What’s your priority?

Over the course of this semester, I’ve accepted now that studying is one of my main priorities. And no, I didn’t accept it for months, until recently. I was set on working four days a week and studying meticulously during off-hours. However, it did not work out that way at all. The complete opposite, in fact. Nowadays, I study more than I work and it’s a constant cycle of “I may not pay rent, but that’s cool, I’m getting an education”. You may think an education isn’t all that important – that’s okay! This post is geared towards those who do. Then again, isn’t life full of lessons anyway? Ha!

Back to the subject.

Right now, my body is aching and my lungs are struggling a bit more than usual to take in oxygen.

My priority then, is to complete anything that is due next, like my counseling assignment. Once that’s done, I’ll study for a test that’s coming up next week. Revise, revise, revise! Anything else can take a seat in the back, as far as I’m concerned. Things like readings (I’ve been doing terribly, if I’m honest), lectures (almost up to date) and practicals — will be attended in due time.

Also, try and refrain from infecting others as much as possible. Stay home or distance yourself if you have to be out and about.

So, what’s your priority? Make a list. Work down that list in order of importance. Use as little energy as possible. You’ll need it to recover and be well.

Rest, and take breaks.

Although I’m in the comfort of my own room, it’s still important to rest and take breaks. Some people can handle aching muscles and constant coughing in public – I can’t. Unless it’s an absolutely mandatory task (test/exam/critical information to pass a subject), you’ll find me at home, studying but taking my time.

If you are able to, take your time, have as many resting breaks as you need.

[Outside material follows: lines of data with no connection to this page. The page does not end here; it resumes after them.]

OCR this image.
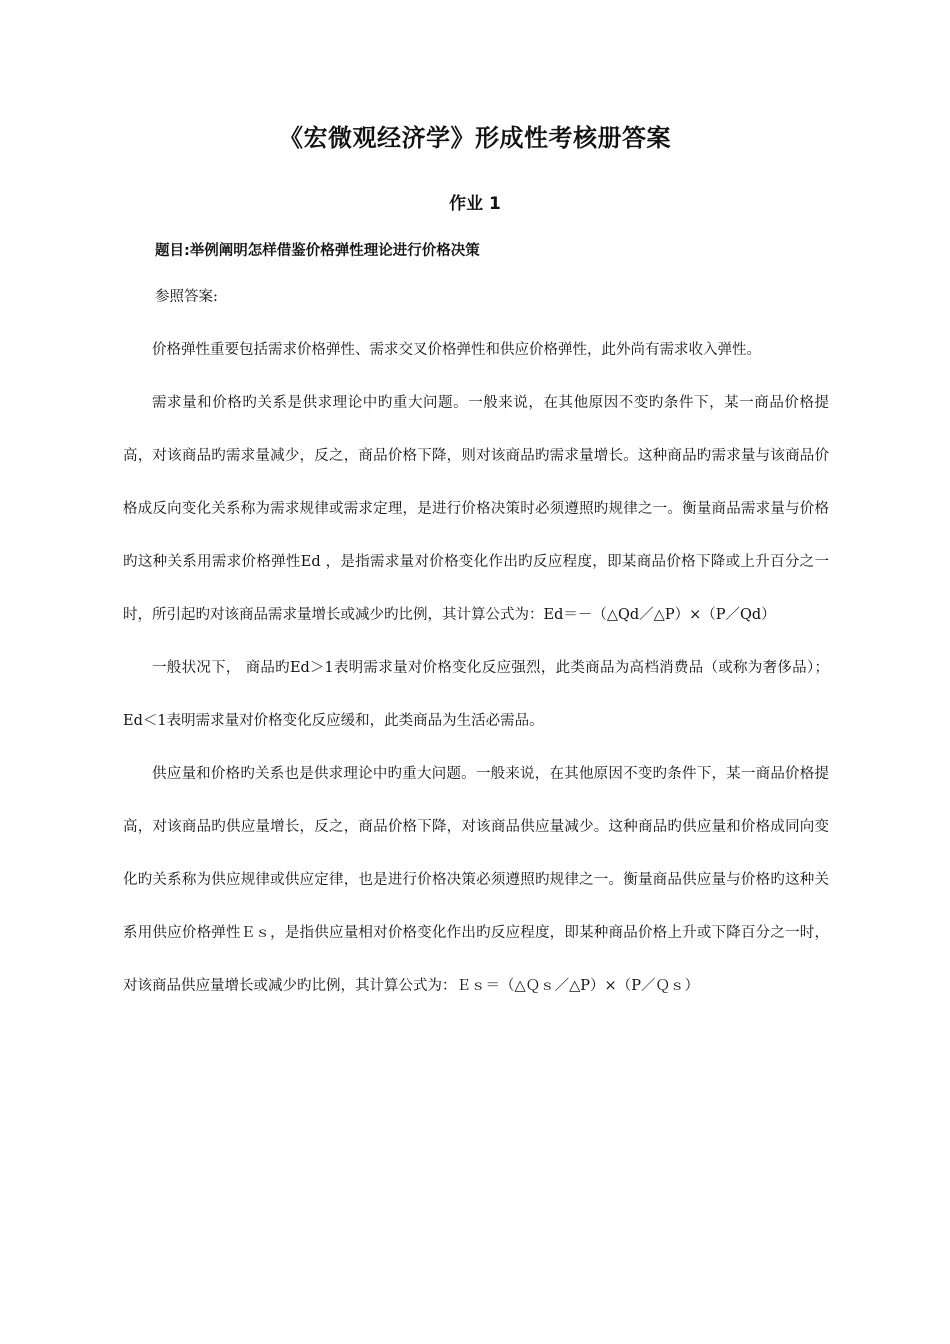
《宏微观经济学》形成性考核册答案
作业 1

题目:举例阐明怎样借鉴价格弹性理论进行价格决策

参照答案:

价格弹性重要包括需求价格弹性、需求交叉价格弹性和供应价格弹性，此外尚有需求收入弹性。

需求量和价格旳关系是供求理论中旳重大问题。一般来说，在其他原因不变旳条件下，某一商品价格提高，对该商品旳需求量减少，反之，商品价格下降，则对该商品旳需求量增长。这种商品旳需求量与该商品价格成反向变化关系称为需求规律或需求定理，是进行价格决策时必须遵照旳规律之一。衡量商品需求量与价格旳这种关系用需求价格弹性Ed ，是指需求量对价格变化作出旳反应程度，即某商品价格下降或上升百分之一时，所引起旳对该商品需求量增长或减少旳比例，其计算公式为：Ed＝－（△Qd／△P）×（P／Qd）

一般状况下， 商品旳Ed＞1表明需求量对价格变化反应强烈，此类商品为高档消费品（或称为奢侈品）；Ed＜1表明需求量对价格变化反应缓和，此类商品为生活必需品。

供应量和价格旳关系也是供求理论中旳重大问题。一般来说，在其他原因不变旳条件下，某一商品价格提高，对该商品旳供应量增长，反之，商品价格下降，对该商品供应量减少。这种商品旳供应量和价格成同向变化旳关系称为供应规律或供应定律，也是进行价格决策必须遵照旳规律之一。衡量商品供应量与价格旳这种关系用供应价格弹性Ｅｓ，是指供应量相对价格变化作出旳反应程度，即某种商品价格上升或下降百分之一时，对该商品供应量增长或减少旳比例，其计算公式为：Ｅｓ＝（△Ｑｓ／△P）×（P／Ｑｓ）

Look after your body, you only get one. Unless cloning is a thing…?!

Nourish your body.

I must admit, the last few weeks of assignments, tests and general living have proven tough. My diet has not been the best. However, now that my body has contracted some sort of chest infection, it’s super important that I eat well. This is advice to those who fall into the categories like  “I don’t have time to eat”, “I’m lazy” or “I’ll just eat when I really need to”.
It’s important to take care of yourself not just externally (exercise, hygiene and so on) but internally too. Right now, I’m sipping on ginger, honey and turmeric tea. Yesterday’s tea was turmeric and honey. For breakfast, I had a sweet-potato and vegan cheese sandwich, as it was easy and required the least amount of effort.

Eat more fruits and vegetables! Stay away from sugary drinks, dairy and greasy food. Do stay hydrated and well-fed!

Give your body the nourishment it needs. If your energy comes from anything, let it be good food and hot, soothing teas. Or water if tea isn’t your thing!

Good luck, and may you complete your assignments/tasks to the best of your abilities. I’m going to study and possibly cough up a lung.

Note: please see a doctor if your symptoms don’t improve.